Nearly two decades have passed since GeoCities, founded by David Bohnett, made its debut, and there is no doubt that the internet is a very different place than it was then. No longer filled with webpages on random subjects made by passionate folks, it now feels like we live in a cyberspace dominated by skyscrapers -- named Facebook, Google, Amazon, Twitter, and so on -- instead of neighborhoods. [...] We can, however, ask GeoCities' founder what he thinks of the internet of today, subsumed by social media networks, hate speech, and more corporate than ever. Bohnett now focuses on funding entrepreneurs through Baroda Ventures, an early-stage tech fund he founded, and on philanthropy with the David Bohnett Foundation, a nonprofit dedicated to social justice and social activism that he chairs. Right off the bat, Bohnett says something that strikes me. It may, in fact, be the sentence that summarizes the key distinction between the internet of the '90s-early 2000s and the internet we have today. "GeoCities was not about self-promotion," Bohnett told Gizmodo in an interview. "It was about sharing your interest and your knowledge." When asked to share his thoughts on the internet of today, Bohnett said: "... The heart of GeoCities was sharing your knowledge and passions about subjects with other people. It really wasn't about what you had to eat and where you've traveled. [...] It wasn't anything about your face." He added: "So, what has surprised me is how far away we've gotten from that original intent and how difficult it is [now]. It's so fractured these days for people to find individual communities. [...] I've been surprised at sort of the evolution away from self-generated content and more toward centralized programing and more toward sort of the self-promotion that we've seen on Facebook and Instagram and TikTok."

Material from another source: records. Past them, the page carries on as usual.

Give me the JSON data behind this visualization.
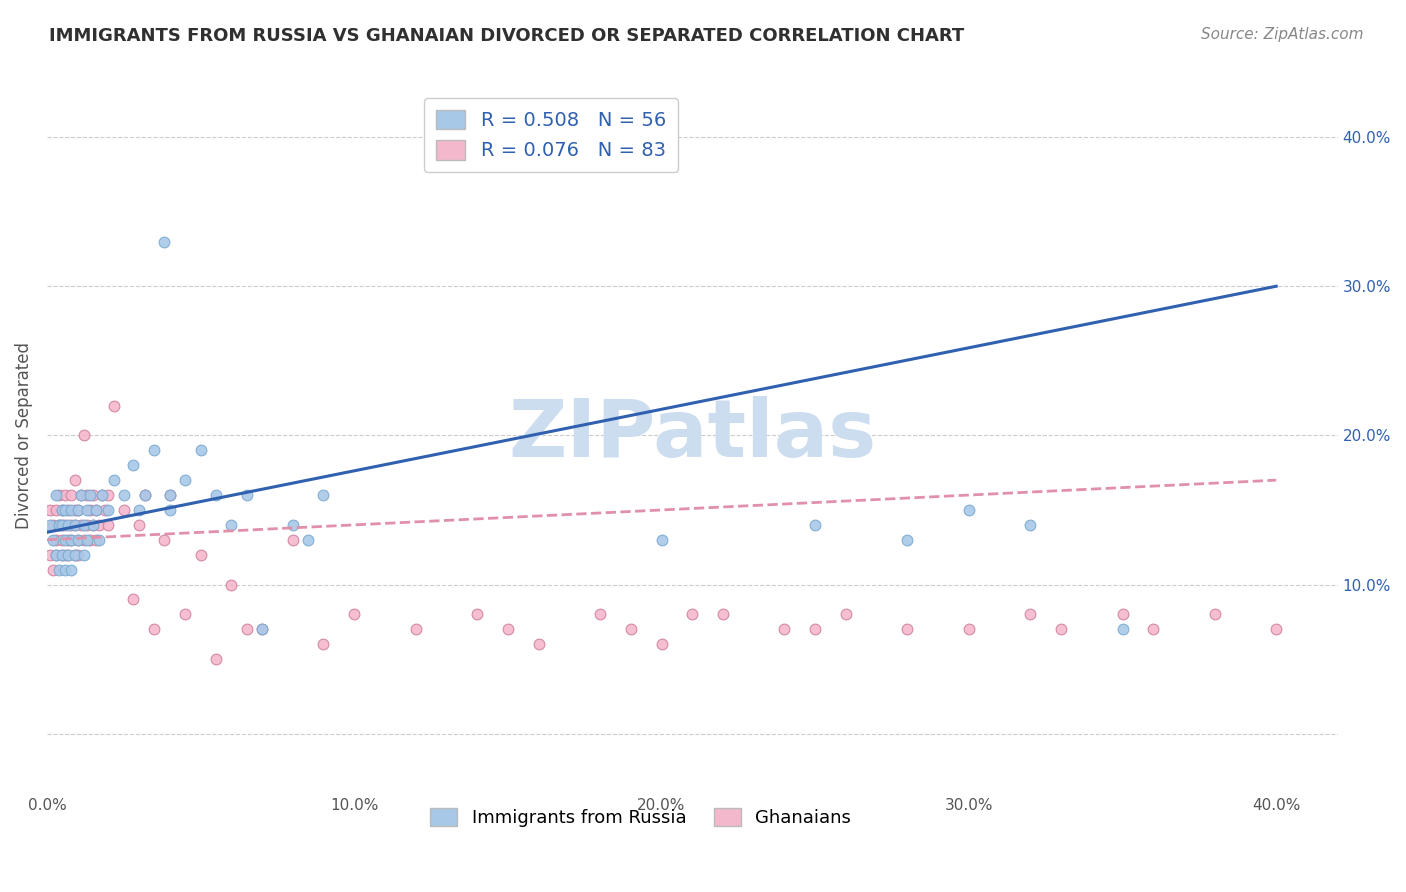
{
  "title": "IMMIGRANTS FROM RUSSIA VS GHANAIAN DIVORCED OR SEPARATED CORRELATION CHART",
  "source": "Source: ZipAtlas.com",
  "ylabel": "Divorced or Separated",
  "xlim": [
    0.0,
    0.42
  ],
  "ylim": [
    -0.04,
    0.44
  ],
  "xticks": [
    0.0,
    0.1,
    0.2,
    0.3,
    0.4
  ],
  "xticklabels": [
    "0.0%",
    "10.0%",
    "20.0%",
    "30.0%",
    "40.0%"
  ],
  "ytick_positions": [
    0.1,
    0.2,
    0.3,
    0.4
  ],
  "ytick_labels": [
    "10.0%",
    "20.0%",
    "30.0%",
    "40.0%"
  ],
  "series1_label": "Immigrants from Russia",
  "series2_label": "Ghanaians",
  "series1_color": "#a8c8e8",
  "series2_color": "#f4b8cc",
  "series1_edge": "#7aaad0",
  "series2_edge": "#d080a0",
  "trend1_color": "#3060b0",
  "trend2_color": "#e090a8",
  "trend1_start_y": 0.135,
  "trend1_end_y": 0.3,
  "trend2_start_y": 0.13,
  "trend2_end_y": 0.17,
  "watermark": "ZIPatlas",
  "watermark_color": "#ccddf0",
  "background_color": "#ffffff",
  "grid_color": "#cccccc",
  "title_color": "#303030",
  "legend1_text": "R = 0.508   N = 56",
  "legend2_text": "R = 0.076   N = 83",
  "legend_text_color": "#3060b0",
  "series1_x": [
    0.001,
    0.002,
    0.003,
    0.003,
    0.004,
    0.004,
    0.005,
    0.005,
    0.005,
    0.006,
    0.006,
    0.006,
    0.007,
    0.007,
    0.008,
    0.008,
    0.008,
    0.009,
    0.009,
    0.01,
    0.01,
    0.011,
    0.012,
    0.012,
    0.013,
    0.013,
    0.014,
    0.015,
    0.016,
    0.017,
    0.018,
    0.02,
    0.022,
    0.025,
    0.028,
    0.03,
    0.032,
    0.035,
    0.038,
    0.04,
    0.04,
    0.045,
    0.05,
    0.055,
    0.06,
    0.065,
    0.07,
    0.08,
    0.085,
    0.09,
    0.2,
    0.25,
    0.28,
    0.3,
    0.32,
    0.35
  ],
  "series1_y": [
    0.14,
    0.13,
    0.16,
    0.12,
    0.14,
    0.11,
    0.15,
    0.12,
    0.14,
    0.13,
    0.15,
    0.11,
    0.14,
    0.12,
    0.15,
    0.13,
    0.11,
    0.14,
    0.12,
    0.15,
    0.13,
    0.16,
    0.14,
    0.12,
    0.15,
    0.13,
    0.16,
    0.14,
    0.15,
    0.13,
    0.16,
    0.15,
    0.17,
    0.16,
    0.18,
    0.15,
    0.16,
    0.19,
    0.33,
    0.15,
    0.16,
    0.17,
    0.19,
    0.16,
    0.14,
    0.16,
    0.07,
    0.14,
    0.13,
    0.16,
    0.13,
    0.14,
    0.13,
    0.15,
    0.14,
    0.07
  ],
  "series2_x": [
    0.001,
    0.001,
    0.002,
    0.002,
    0.003,
    0.003,
    0.003,
    0.004,
    0.004,
    0.005,
    0.005,
    0.005,
    0.005,
    0.006,
    0.006,
    0.006,
    0.007,
    0.007,
    0.007,
    0.008,
    0.008,
    0.008,
    0.009,
    0.009,
    0.009,
    0.009,
    0.01,
    0.01,
    0.01,
    0.011,
    0.011,
    0.012,
    0.012,
    0.013,
    0.013,
    0.014,
    0.014,
    0.015,
    0.015,
    0.016,
    0.016,
    0.017,
    0.018,
    0.019,
    0.02,
    0.02,
    0.022,
    0.025,
    0.028,
    0.03,
    0.032,
    0.035,
    0.038,
    0.04,
    0.045,
    0.05,
    0.055,
    0.06,
    0.065,
    0.07,
    0.08,
    0.09,
    0.1,
    0.12,
    0.14,
    0.15,
    0.16,
    0.18,
    0.19,
    0.2,
    0.21,
    0.22,
    0.24,
    0.25,
    0.26,
    0.28,
    0.3,
    0.32,
    0.33,
    0.35,
    0.36,
    0.38,
    0.4
  ],
  "series2_y": [
    0.12,
    0.15,
    0.11,
    0.14,
    0.13,
    0.15,
    0.12,
    0.14,
    0.16,
    0.12,
    0.14,
    0.15,
    0.13,
    0.12,
    0.14,
    0.16,
    0.13,
    0.15,
    0.12,
    0.14,
    0.16,
    0.13,
    0.12,
    0.14,
    0.15,
    0.17,
    0.13,
    0.15,
    0.12,
    0.14,
    0.16,
    0.13,
    0.2,
    0.14,
    0.16,
    0.15,
    0.13,
    0.14,
    0.16,
    0.15,
    0.13,
    0.14,
    0.16,
    0.15,
    0.16,
    0.14,
    0.22,
    0.15,
    0.09,
    0.14,
    0.16,
    0.07,
    0.13,
    0.16,
    0.08,
    0.12,
    0.05,
    0.1,
    0.07,
    0.07,
    0.13,
    0.06,
    0.08,
    0.07,
    0.08,
    0.07,
    0.06,
    0.08,
    0.07,
    0.06,
    0.08,
    0.08,
    0.07,
    0.07,
    0.08,
    0.07,
    0.07,
    0.08,
    0.07,
    0.08,
    0.07,
    0.08,
    0.07
  ]
}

Bohnett went on to say that he thinks it's important to remember that "the pace of innovation on the internet continues to accelerate, meaning we're not near done. In the early days when you had dial up and it was the desktop, how could you possibly envision an Uber?"

"We're still in that trajectory where there's going to be various technologies and ways of communicating with each other, [as well as] wearable devices, blockchain technology, virtual reality, that will be as astounding as Uber seemed in the early days of GeoCities," added Bohnett. "I'm very, very excited about the future, which is why I continue to invest in early-stage startups because as I say, the pace of innovation accelerates and builds on top of itself. It's so exciting to see where we might go."